Mississauga’s Ridgeway Plaza has long been one of the GTA’s most talked-about food destinations, but it has now officially landed on the global stage. In a recent feature, The New York Times framed the west-end plaza as an unlikely suburban nightlife hub — a place where late-night eats, culinary tourism and neighbourhood tensions all collide in one packed commercial complex.
“Food is bringing thousands of people together to an unexpected place: a plaza west of Toronto. Some fear it’s tearing a neighborhood apart,” the article’s caption reads.
The attention isn’t exactly surprising if you’ve ever tried to find parking there on a weekend. The plaza has grown to about 120 food spots in roughly three years, many of them Middle Eastern and South Asian. The Times highlighted just how unusual the plaza feels for the suburbs: some businesses stay open until 4 a.m., one barbecue spot closes only for a few morning hours, and a Pakistani restaurant recently extended service to 5:30 a.m. during Ramadan. Business reps told the paper the plaza has, for better or worse, already become a tourist destination (hence, the title of the feature, “The Suburb That Won’t Sleep”).
Suburban strip plazas typically support thousands of businesses and jobs, and many have become important cultural gathering places outside the downtown core, especially in communities with large immigrant and racialized populations (the city did an entire study about this).

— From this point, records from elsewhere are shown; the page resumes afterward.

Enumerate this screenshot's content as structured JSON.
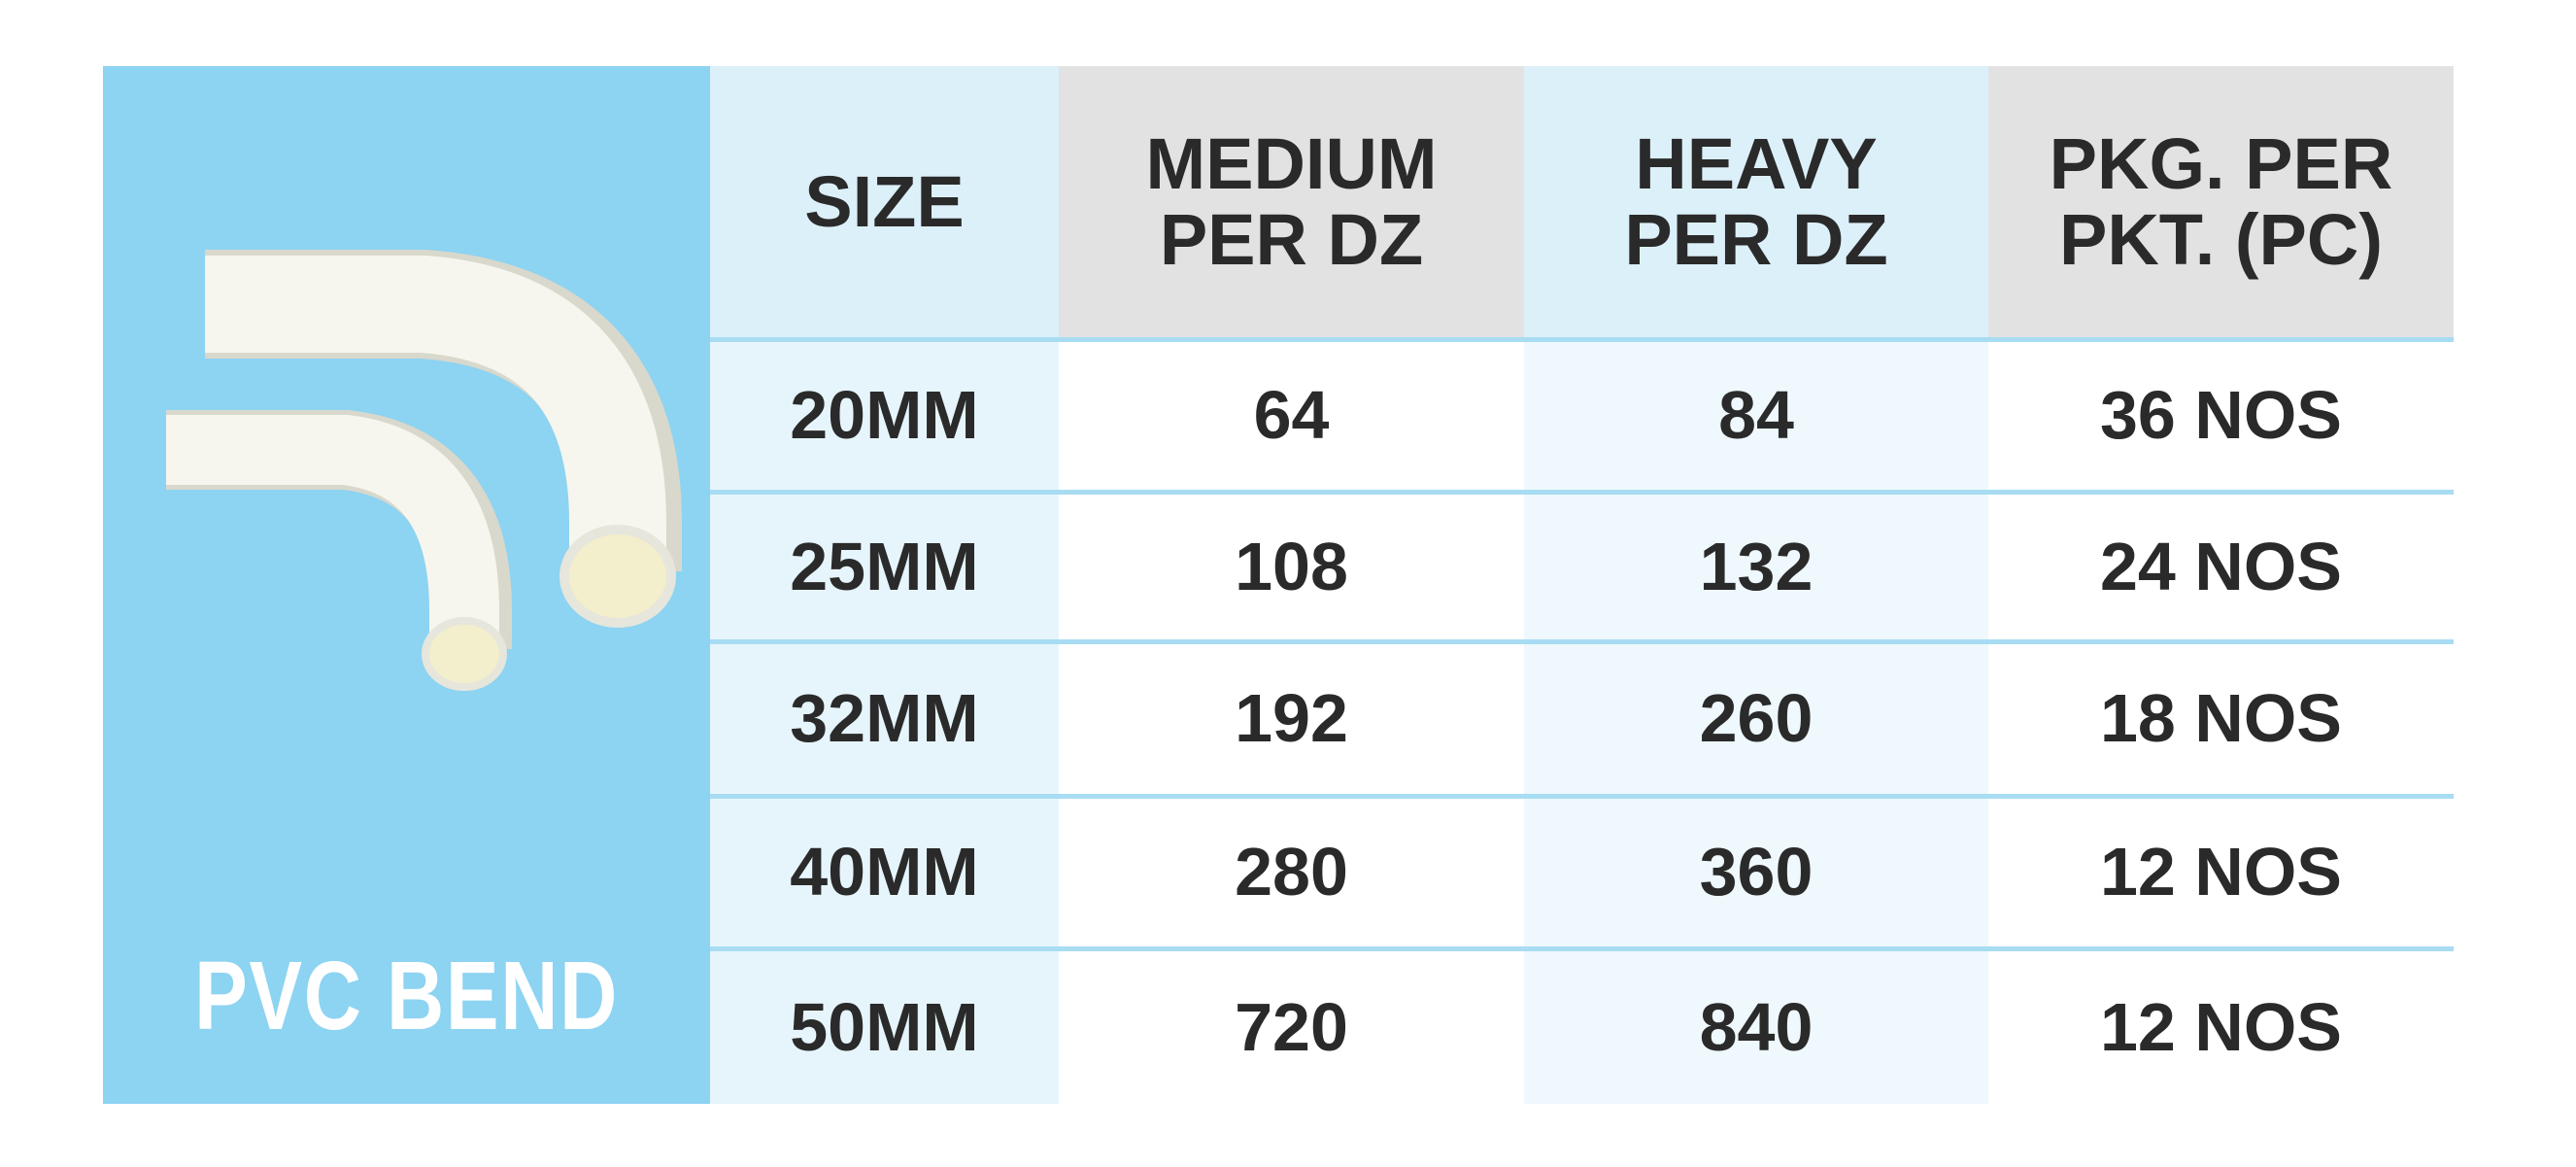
{
  "product": {
    "label": "PVC BEND"
  },
  "table": {
    "headers": [
      [
        "SIZE"
      ],
      [
        "MEDIUM",
        "PER DZ"
      ],
      [
        "HEAVY",
        "PER DZ"
      ],
      [
        "PKG. PER",
        "PKT. (PC)"
      ]
    ],
    "rows": [
      [
        "20MM",
        "64",
        "84",
        "36 NOS"
      ],
      [
        "25MM",
        "108",
        "132",
        "24 NOS"
      ],
      [
        "32MM",
        "192",
        "260",
        "18 NOS"
      ],
      [
        "40MM",
        "280",
        "360",
        "12 NOS"
      ],
      [
        "50MM",
        "720",
        "840",
        "12 NOS"
      ]
    ]
  }
}
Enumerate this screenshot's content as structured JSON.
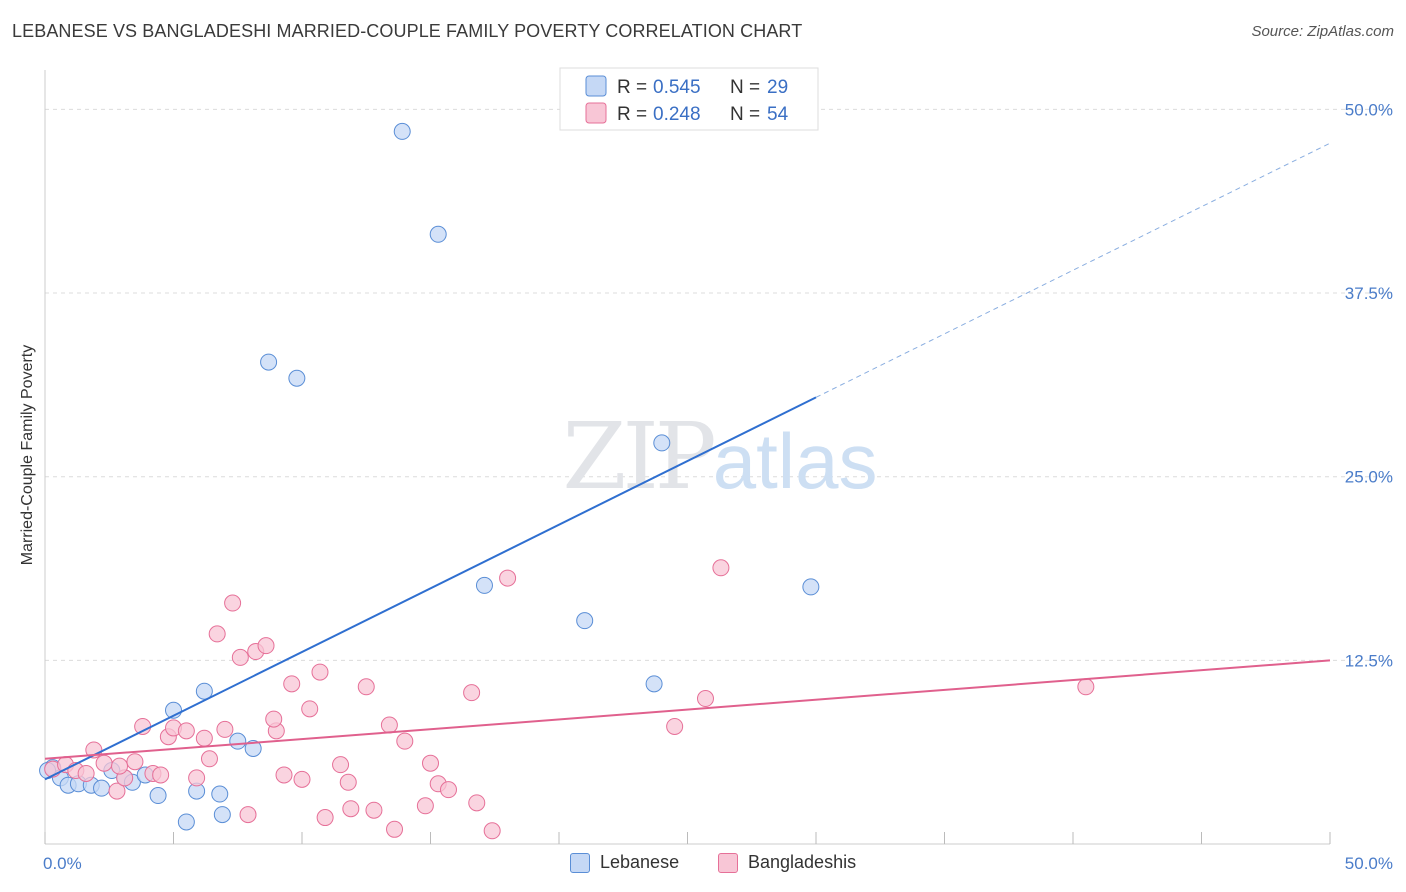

If nothing else, this tension has lit up local Reddit threads after the article dropped. Many commenters don’t deny that Ridgeway has parking and late-night behaviour problems, but argue that the deeper issue is suburban design:
“The plaza [is] vast, but all the cars, narrow sidewalks, and horrible design make it a chore to wander… This plaza was meant to bring drivers to a massive parking lot with restaurants. It is the Seventh Circle of Hell.”
Others felt the coverage focused too much on broader anxieties and not enough on the actual food culture. As one Redditor questioned, “Why would a US media outlet be interested in coming to Mississauga to publish a story about ‘badly behaved patrons’ of a plaza?” pointing out that the focus on “exploding populations” misses the mark on the city’s actual demographic shifts.